NJ House upholds Christie's veto on gun control bill

NJ House upholds Christie's veto on gun control bill

Gov. Chris Christie, facing the prospect of the first veto override of his term, skated after the drive came up three votes shy in the state house. (Photo: AP)

Despite a hard-fought push by state Democrats to overturn New Jersey Gov. Chris Christie’s veto of an anti-gun measure, the move fell short in the Assembly.

This comes after a dramatic contest of political will in the state Senate that saw one veto override tank in September and a second only succeed by the minimum vote in October after Senate President Stephen Sweeney took the drastic measure of threatening to send the state police out searching for unaccounted lawmakers to have a full chamber on hand.

In the end, Sweeny’s effort came to naught as Assembly Republicans largely towed the party line and only four GOP lawmakers voiced their support for the override, while 11 abstained, leaving the effort three votes shy of the 54 needed to succeed.

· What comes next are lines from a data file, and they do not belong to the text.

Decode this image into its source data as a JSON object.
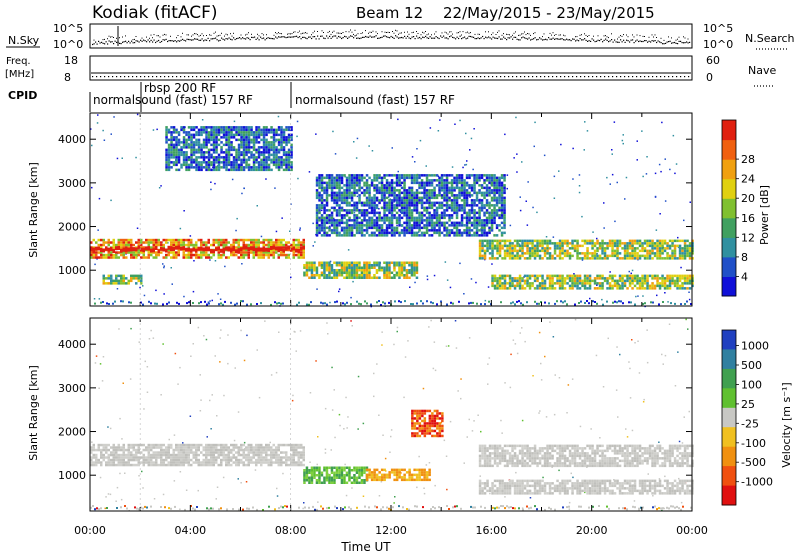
{
  "header": {
    "station": "Kodiak (fitACF)",
    "beam_label": "Beam 12",
    "date_range": "22/May/2015 - 23/May/2015"
  },
  "strips": {
    "nsky": {
      "label": "N.Sky",
      "tick_top": "10^5",
      "tick_bottom": "10^0",
      "right_label": "N.Search",
      "right_tick_top": "10^5",
      "right_tick_bottom": "10^0"
    },
    "freq": {
      "label_line1": "Freq.",
      "label_line2": "[MHz]",
      "tick_top": "18",
      "tick_bottom": "8",
      "right_label": "Nave",
      "right_tick_top": "60",
      "right_tick_bottom": "0"
    },
    "cpid": {
      "label": "CPID",
      "segments": [
        {
          "text": "normalsound (fast) 157 RF",
          "start_h": 0.0
        },
        {
          "text": "rbsp 200 RF",
          "start_h": 2.0
        },
        {
          "text": "normalsound (fast) 157 RF",
          "start_h": 8.0
        }
      ]
    }
  },
  "chart_data": [
    {
      "type": "heatmap",
      "panel": "power",
      "title": "",
      "xlabel": "",
      "ylabel": "Slant Range [km]",
      "xlim_hours": [
        0,
        24
      ],
      "ylim": [
        180,
        4600
      ],
      "yticks": [
        1000,
        2000,
        3000,
        4000
      ],
      "colorbar": {
        "label": "Power [dB]",
        "ticks": [
          "4",
          "8",
          "12",
          "16",
          "20",
          "24",
          "28"
        ],
        "colors": [
          "#1010d8",
          "#2050c8",
          "#3090a0",
          "#40a060",
          "#80c030",
          "#e0d010",
          "#f0a010",
          "#f06010",
          "#e02010"
        ]
      },
      "bands": [
        {
          "h0": 0.0,
          "h1": 8.5,
          "r0": 1280,
          "r1": 1720,
          "level": "high"
        },
        {
          "h0": 8.5,
          "h1": 13.0,
          "r0": 850,
          "r1": 1200,
          "level": "mid"
        },
        {
          "h0": 15.5,
          "h1": 24.0,
          "r0": 1250,
          "r1": 1700,
          "level": "mid"
        },
        {
          "h0": 16.0,
          "h1": 24.0,
          "r0": 600,
          "r1": 900,
          "level": "mid"
        },
        {
          "h0": 0.5,
          "h1": 2.0,
          "r0": 700,
          "r1": 900,
          "level": "mid"
        },
        {
          "h0": 3.0,
          "h1": 8.0,
          "r0": 3300,
          "r1": 4300,
          "level": "low"
        },
        {
          "h0": 9.0,
          "h1": 16.5,
          "r0": 1800,
          "r1": 3200,
          "level": "low"
        }
      ]
    },
    {
      "type": "heatmap",
      "panel": "velocity",
      "title": "",
      "xlabel": "Time UT",
      "ylabel": "Slant Range [km]",
      "xlim_hours": [
        0,
        24
      ],
      "ylim": [
        180,
        4600
      ],
      "yticks": [
        1000,
        2000,
        3000,
        4000
      ],
      "xticks": [
        "00:00",
        "04:00",
        "08:00",
        "12:00",
        "16:00",
        "20:00",
        "00:00"
      ],
      "colorbar": {
        "label": "Velocity [m s⁻¹]",
        "ticks": [
          "1000",
          "500",
          "100",
          "25",
          "-25",
          "-100",
          "-500",
          "-1000"
        ],
        "colors": [
          "#2040c0",
          "#3080a0",
          "#40a050",
          "#60c030",
          "#c8c8c4",
          "#f0c020",
          "#f09010",
          "#f05010",
          "#e01010"
        ]
      },
      "bands": [
        {
          "h0": 0.0,
          "h1": 8.5,
          "r0": 1250,
          "r1": 1720,
          "level": "ground"
        },
        {
          "h0": 8.5,
          "h1": 11.0,
          "r0": 850,
          "r1": 1200,
          "level": "positive"
        },
        {
          "h0": 11.0,
          "h1": 13.5,
          "r0": 900,
          "r1": 1150,
          "level": "negative_small"
        },
        {
          "h0": 12.8,
          "h1": 14.0,
          "r0": 1900,
          "r1": 2500,
          "level": "negative_large"
        },
        {
          "h0": 15.5,
          "h1": 24.0,
          "r0": 1200,
          "r1": 1700,
          "level": "ground"
        },
        {
          "h0": 15.5,
          "h1": 24.0,
          "r0": 600,
          "r1": 900,
          "level": "ground"
        }
      ]
    }
  ]
}
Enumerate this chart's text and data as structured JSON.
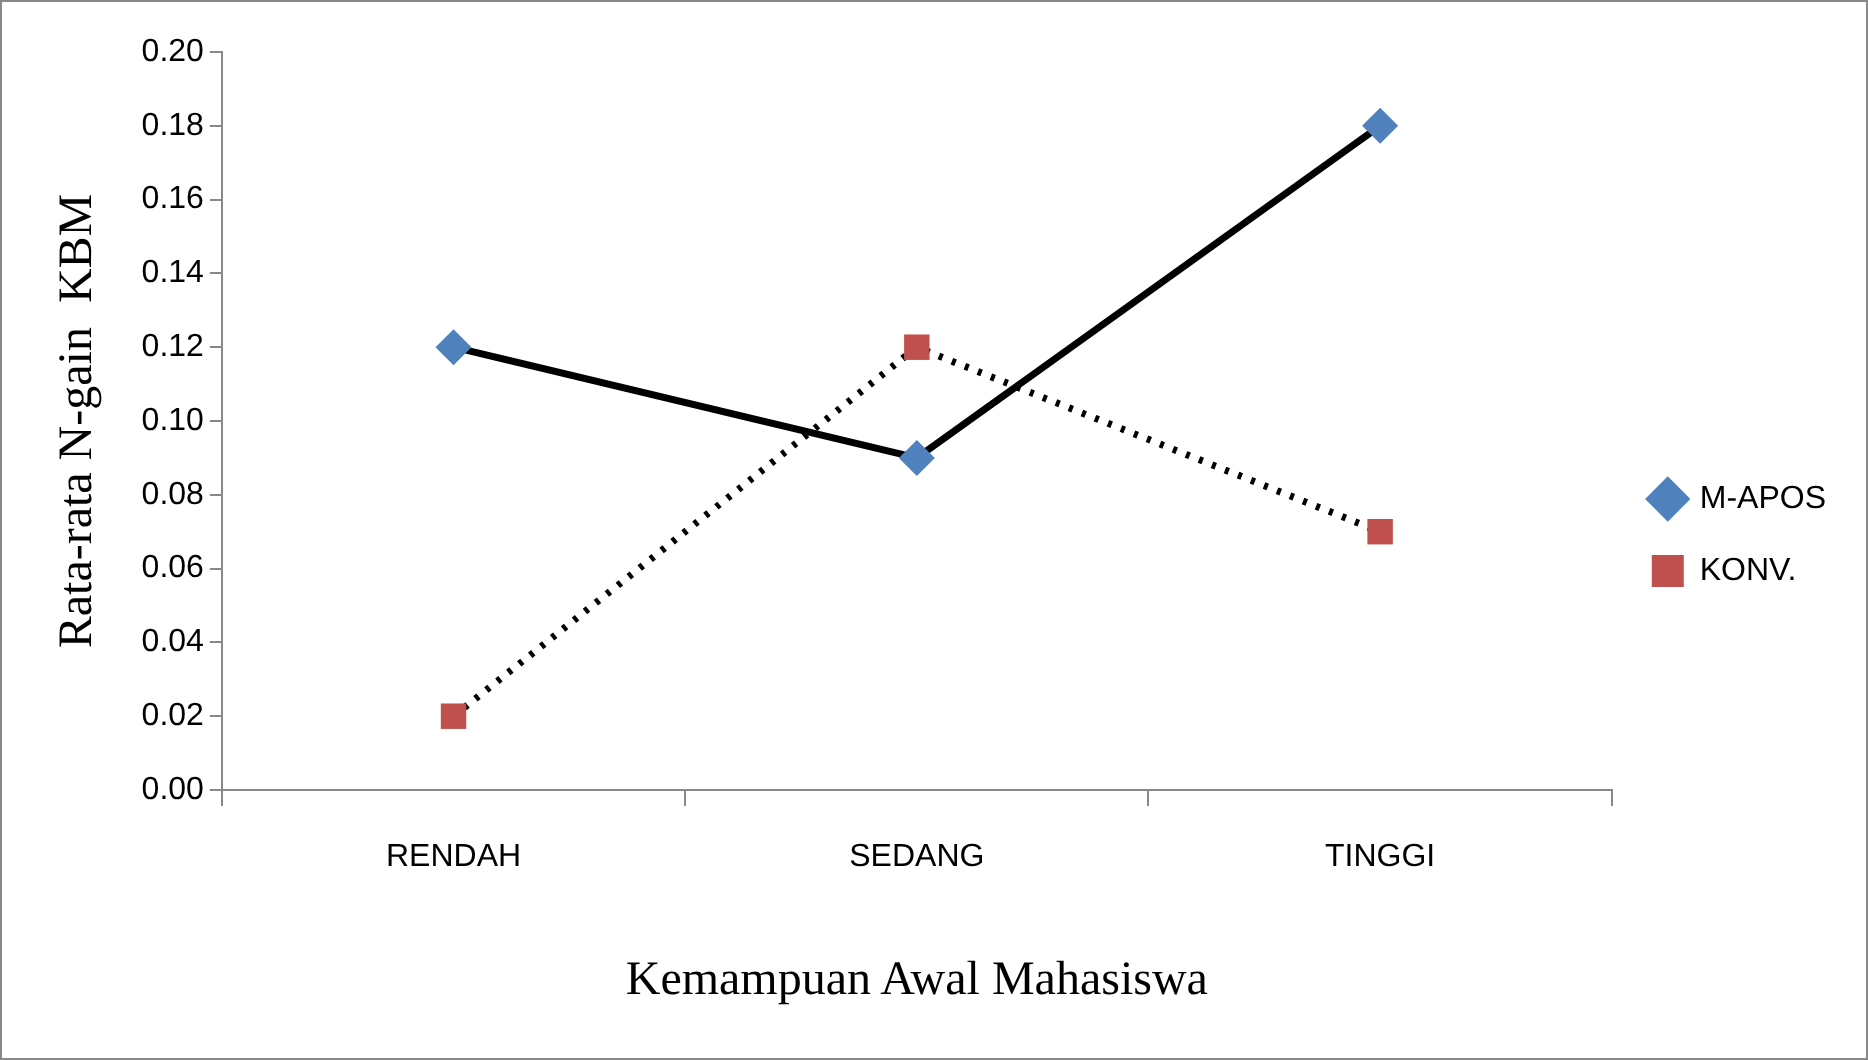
{
  "chart_data": {
    "type": "line",
    "xlabel": "Kemampuan Awal Mahasiswa",
    "ylabel": "Rata-rata N-gain  KBM",
    "categories": [
      "RENDAH",
      "SEDANG",
      "TINGGI"
    ],
    "series": [
      {
        "name": "M-APOS",
        "color": "#4f81bd",
        "marker": "diamond",
        "line_style": "solid",
        "values": [
          0.12,
          0.09,
          0.18
        ]
      },
      {
        "name": "KONV.",
        "color": "#c0504d",
        "marker": "square",
        "line_style": "dotted",
        "values": [
          0.02,
          0.12,
          0.07
        ]
      }
    ],
    "ylim": [
      0,
      0.2
    ],
    "yticks": [
      {
        "value": 0,
        "label": "0.00"
      },
      {
        "value": 0.02,
        "label": "0.02"
      },
      {
        "value": 0.04,
        "label": "0.04"
      },
      {
        "value": 0.06,
        "label": "0.06"
      },
      {
        "value": 0.08,
        "label": "0.08"
      },
      {
        "value": 0.1,
        "label": "0.10"
      },
      {
        "value": 0.12,
        "label": "0.12"
      },
      {
        "value": 0.14,
        "label": "0.14"
      },
      {
        "value": 0.16,
        "label": "0.16"
      },
      {
        "value": 0.18,
        "label": "0.18"
      },
      {
        "value": 0.2,
        "label": "0.20"
      }
    ],
    "grid": false,
    "legend": "right"
  }
}
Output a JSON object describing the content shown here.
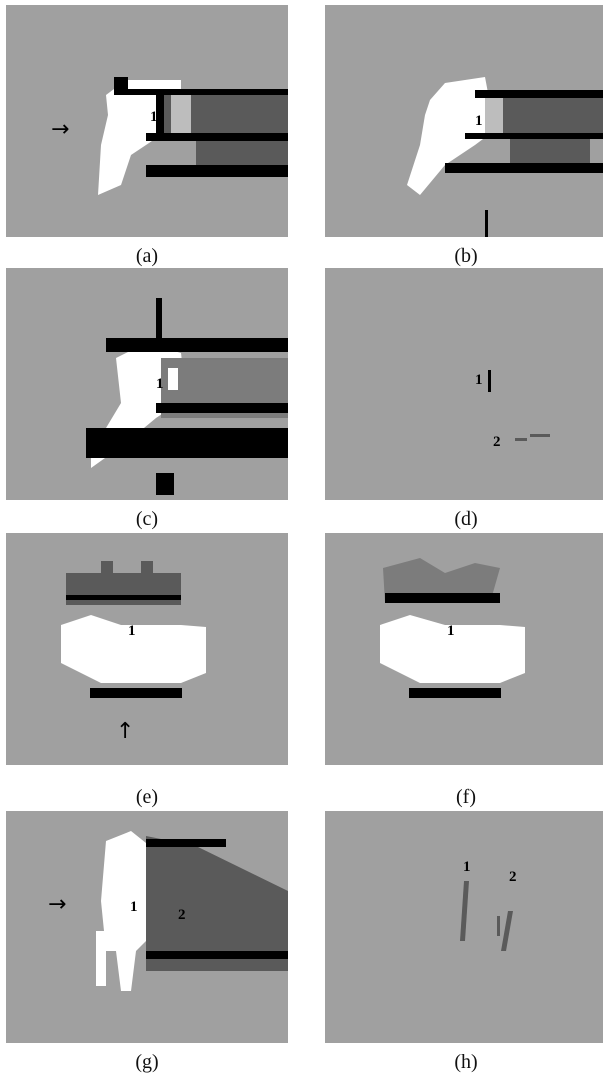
{
  "figure": {
    "colors": {
      "background": "#a0a0a0",
      "white": "#ffffff",
      "black": "#000000",
      "dark_gray": "#5a5a5a",
      "mid_gray": "#7c7c7c",
      "light_gray": "#bdbdbd"
    },
    "panels": [
      {
        "caption": "(a)",
        "labels": [
          "1"
        ],
        "arrow": "→"
      },
      {
        "caption": "(b)",
        "labels": [
          "1"
        ]
      },
      {
        "caption": "(c)",
        "labels": [
          "1"
        ]
      },
      {
        "caption": "(d)",
        "labels": [
          "1",
          "2"
        ]
      },
      {
        "caption": "(e)",
        "labels": [
          "1"
        ],
        "arrow": "↑"
      },
      {
        "caption": "(f)",
        "labels": [
          "1"
        ]
      },
      {
        "caption": "(g)",
        "labels": [
          "1",
          "2"
        ],
        "arrow": "→"
      },
      {
        "caption": "(h)",
        "labels": [
          "1",
          "2"
        ]
      }
    ]
  }
}
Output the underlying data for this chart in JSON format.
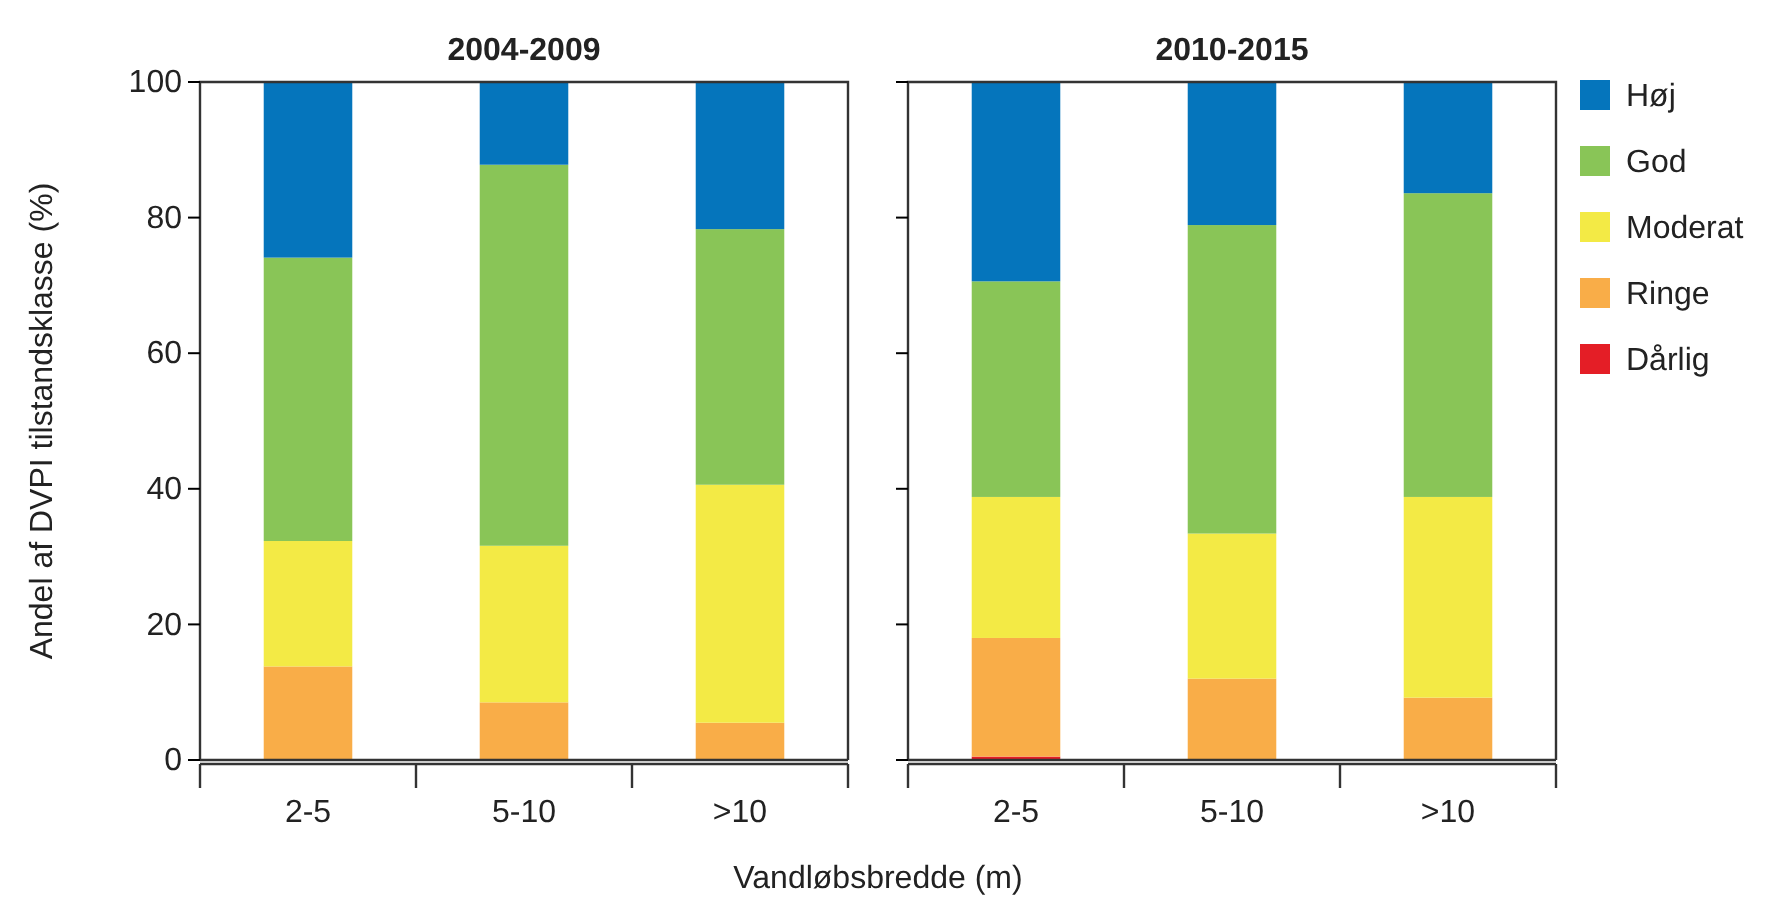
{
  "chart_data": [
    {
      "type": "bar",
      "stacked": true,
      "title": "2004-2009",
      "ylabel": "Andel af DVPI tilstandsklasse (%)",
      "categories": [
        "2-5",
        "5-10",
        ">10"
      ],
      "ylim": [
        0,
        100
      ],
      "yticks": [
        0,
        20,
        40,
        60,
        80,
        100
      ],
      "series": [
        {
          "color": "#e41e26",
          "values": [
            0,
            0,
            0
          ]
        },
        {
          "color": "#f9ad48",
          "values": [
            13.8,
            8.5,
            5.5
          ]
        },
        {
          "color": "#f3ea45",
          "values": [
            18.5,
            23.1,
            35.1
          ]
        },
        {
          "color": "#89c557",
          "values": [
            41.8,
            56.2,
            37.7
          ]
        },
        {
          "color": "#0575bc",
          "values": [
            25.9,
            12.2,
            21.7
          ]
        }
      ]
    },
    {
      "type": "bar",
      "stacked": true,
      "title": "2010-2015",
      "xlabel": "Vandløbsbredde (m)",
      "categories": [
        "2-5",
        "5-10",
        ">10"
      ],
      "ylim": [
        0,
        100
      ],
      "yticks": [
        0,
        20,
        40,
        60,
        80,
        100
      ],
      "tick_labels": "x",
      "legend": "right",
      "series": [
        {
          "name": "Dårlig",
          "color": "#e41e26",
          "values": [
            0.5,
            0,
            0
          ]
        },
        {
          "name": "Ringe",
          "color": "#f9ad48",
          "values": [
            17.5,
            12.0,
            9.2
          ]
        },
        {
          "name": "Moderat",
          "color": "#f3ea45",
          "values": [
            20.8,
            21.4,
            29.6
          ]
        },
        {
          "name": "God",
          "color": "#89c557",
          "values": [
            31.8,
            45.5,
            44.8
          ]
        },
        {
          "name": "Høj",
          "color": "#0575bc",
          "values": [
            29.4,
            21.1,
            16.4
          ]
        }
      ]
    }
  ]
}
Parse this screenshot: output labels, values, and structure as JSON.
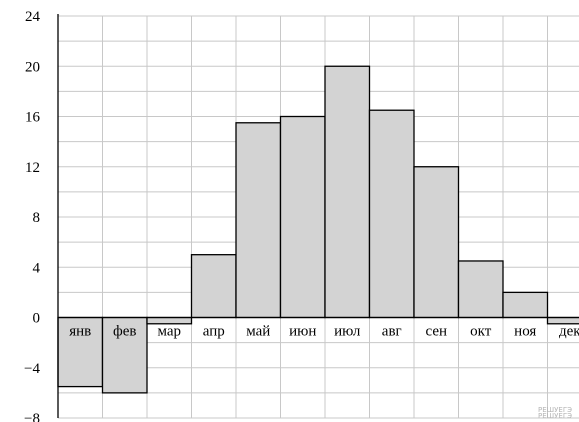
{
  "chart_data": {
    "type": "bar",
    "categories": [
      "янв",
      "фев",
      "мар",
      "апр",
      "май",
      "июн",
      "июл",
      "авг",
      "сен",
      "окт",
      "ноя",
      "дек"
    ],
    "values": [
      -5.5,
      -6,
      -0.5,
      5,
      15.5,
      16,
      20,
      16.5,
      12,
      4.5,
      2,
      -0.5
    ],
    "yticks": [
      "24",
      "20",
      "16",
      "12",
      "8",
      "4",
      "0",
      "−4",
      "−8"
    ],
    "ylim": [
      -8,
      24
    ],
    "grid": true,
    "bar_color": "#d3d3d3",
    "bar_edge_color": "#000000",
    "grid_color": "#c8c8c8"
  },
  "watermark": [
    "РЕШУЕГЭ",
    "РЕШУЕГЭ"
  ]
}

Assembly Speaker Vincent Prieto, D-Bergen/Hudson, was disappointed the override did not succeed, citing that the measure rejected by Christie, which would require individuals looking to erase old mental records so that they could legally purchase firearms to first advise the Attorney General’s office, local county prosecutor, and state and local law enforcement of their efforts, had broad support.

“When this bill came up the first time, it was a bipartisan bill, with having the Minority Leader as a prime sponsor on the bill,” said Prieto in a statement. “There were 31 Assembly members from the Republican Party present that day. Each and every one of them voted yes for it. So, to me, it’s unheard of and I think it’s putting politics before policy.”

Prieto also warned that, as with Sweeney’s determination to muscle the override through the Senate, the Assembly will revisit the issue.

“So in this lame duck session, I am planning to bring this bill back up and let people know that they’re going to have to see it again and they’re going to have to answer to the residents of the State of New Jersey if they do not want to do the right thing, because again, this was a common sense bill; it’s a single issue that needs to be addressed in the State of New Jersey,” said Prieto.

The Governor’s office did not release a statement.